4 Pengalaman Buruk Sebelum Pasien Dipasung
Berdasarkan hasil wawancara, semua narasumber mengaku memiliki beberapa pengalaman buruk dengan pasien sebelum
dipasung. Seluruh narasumber mengeluhkan pasien skizofrenia membahayakan, meresahkan, dan merugikan orang lain. Hal tersebut
dibuktikan dari hasil wawancara dengan narasumber:
72
“Dulu pernah lari dia ke kuburan, jabe Pura sebutan untuk bagian depan Pura, di Kediri, naik motor. Kesana
pakai celana aja, tidak pakai baju, kayak bertapa.
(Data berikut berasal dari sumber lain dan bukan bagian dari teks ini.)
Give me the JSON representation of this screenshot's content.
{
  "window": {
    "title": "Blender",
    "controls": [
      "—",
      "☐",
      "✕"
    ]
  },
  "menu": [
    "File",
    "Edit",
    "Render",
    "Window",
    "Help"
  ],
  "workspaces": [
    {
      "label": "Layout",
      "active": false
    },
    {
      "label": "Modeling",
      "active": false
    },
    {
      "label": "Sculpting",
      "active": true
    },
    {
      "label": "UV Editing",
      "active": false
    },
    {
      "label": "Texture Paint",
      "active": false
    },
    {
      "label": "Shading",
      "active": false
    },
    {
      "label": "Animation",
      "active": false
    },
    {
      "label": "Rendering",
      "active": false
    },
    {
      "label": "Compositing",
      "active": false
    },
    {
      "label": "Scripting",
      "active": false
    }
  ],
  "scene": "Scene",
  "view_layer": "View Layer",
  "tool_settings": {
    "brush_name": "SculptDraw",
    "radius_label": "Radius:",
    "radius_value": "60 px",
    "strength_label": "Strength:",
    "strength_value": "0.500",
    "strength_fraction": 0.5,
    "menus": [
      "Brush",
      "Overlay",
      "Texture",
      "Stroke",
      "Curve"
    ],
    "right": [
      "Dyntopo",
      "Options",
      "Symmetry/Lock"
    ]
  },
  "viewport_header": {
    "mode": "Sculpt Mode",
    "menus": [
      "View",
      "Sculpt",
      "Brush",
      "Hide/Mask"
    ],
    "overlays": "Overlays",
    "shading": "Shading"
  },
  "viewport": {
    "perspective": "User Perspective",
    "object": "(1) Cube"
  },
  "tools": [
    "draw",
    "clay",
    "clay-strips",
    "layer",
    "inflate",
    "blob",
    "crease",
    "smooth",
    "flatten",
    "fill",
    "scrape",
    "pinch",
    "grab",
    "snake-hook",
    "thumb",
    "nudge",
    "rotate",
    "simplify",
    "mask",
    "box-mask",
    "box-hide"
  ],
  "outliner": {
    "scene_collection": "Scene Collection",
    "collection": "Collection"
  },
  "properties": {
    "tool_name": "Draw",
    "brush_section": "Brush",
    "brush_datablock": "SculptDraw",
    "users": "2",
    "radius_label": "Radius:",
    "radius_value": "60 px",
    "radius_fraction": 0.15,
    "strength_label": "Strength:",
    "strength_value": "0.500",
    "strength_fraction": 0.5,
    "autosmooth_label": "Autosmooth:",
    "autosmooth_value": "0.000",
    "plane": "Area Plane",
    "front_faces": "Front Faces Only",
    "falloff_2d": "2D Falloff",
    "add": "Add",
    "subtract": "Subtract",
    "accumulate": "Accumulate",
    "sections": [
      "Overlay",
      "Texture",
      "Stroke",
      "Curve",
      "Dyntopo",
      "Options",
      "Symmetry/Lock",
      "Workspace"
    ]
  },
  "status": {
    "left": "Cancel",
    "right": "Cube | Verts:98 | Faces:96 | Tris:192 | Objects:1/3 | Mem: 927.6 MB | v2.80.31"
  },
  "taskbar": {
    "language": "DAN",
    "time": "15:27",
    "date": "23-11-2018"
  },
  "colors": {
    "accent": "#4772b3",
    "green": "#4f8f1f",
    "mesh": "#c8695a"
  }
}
Datang banjarwarga, kesana semua mau dikroyok,
akhirnya dia kena denda karena berperilaku buruk di dalam tempat suci, akhirnya kena denda 75ribu.”
Narasumber I
“Dulu sebelum saya nikah, kan rumah sepi, dia kan bebas, terus dia narik neneknya yang sakit dari kamar,
terus sampai meninggal. ditarik dia sampai meninggal, gak ada yang melihat waktu itu, dia langsung
meninggal. Sedang ada acara di desa, jadi rumah sepi. Keras dia. Terus meninggal, nah setelah itu langsung
dipasung” Narasumber II
Sehingga dapat diasumsikan bahwa pengalaman buruk dengan pasien menjadi salah satu predisposisi keluarga untuk memasung
pasien. Karena keluarga merasa khawatir dengan perilaku pasien.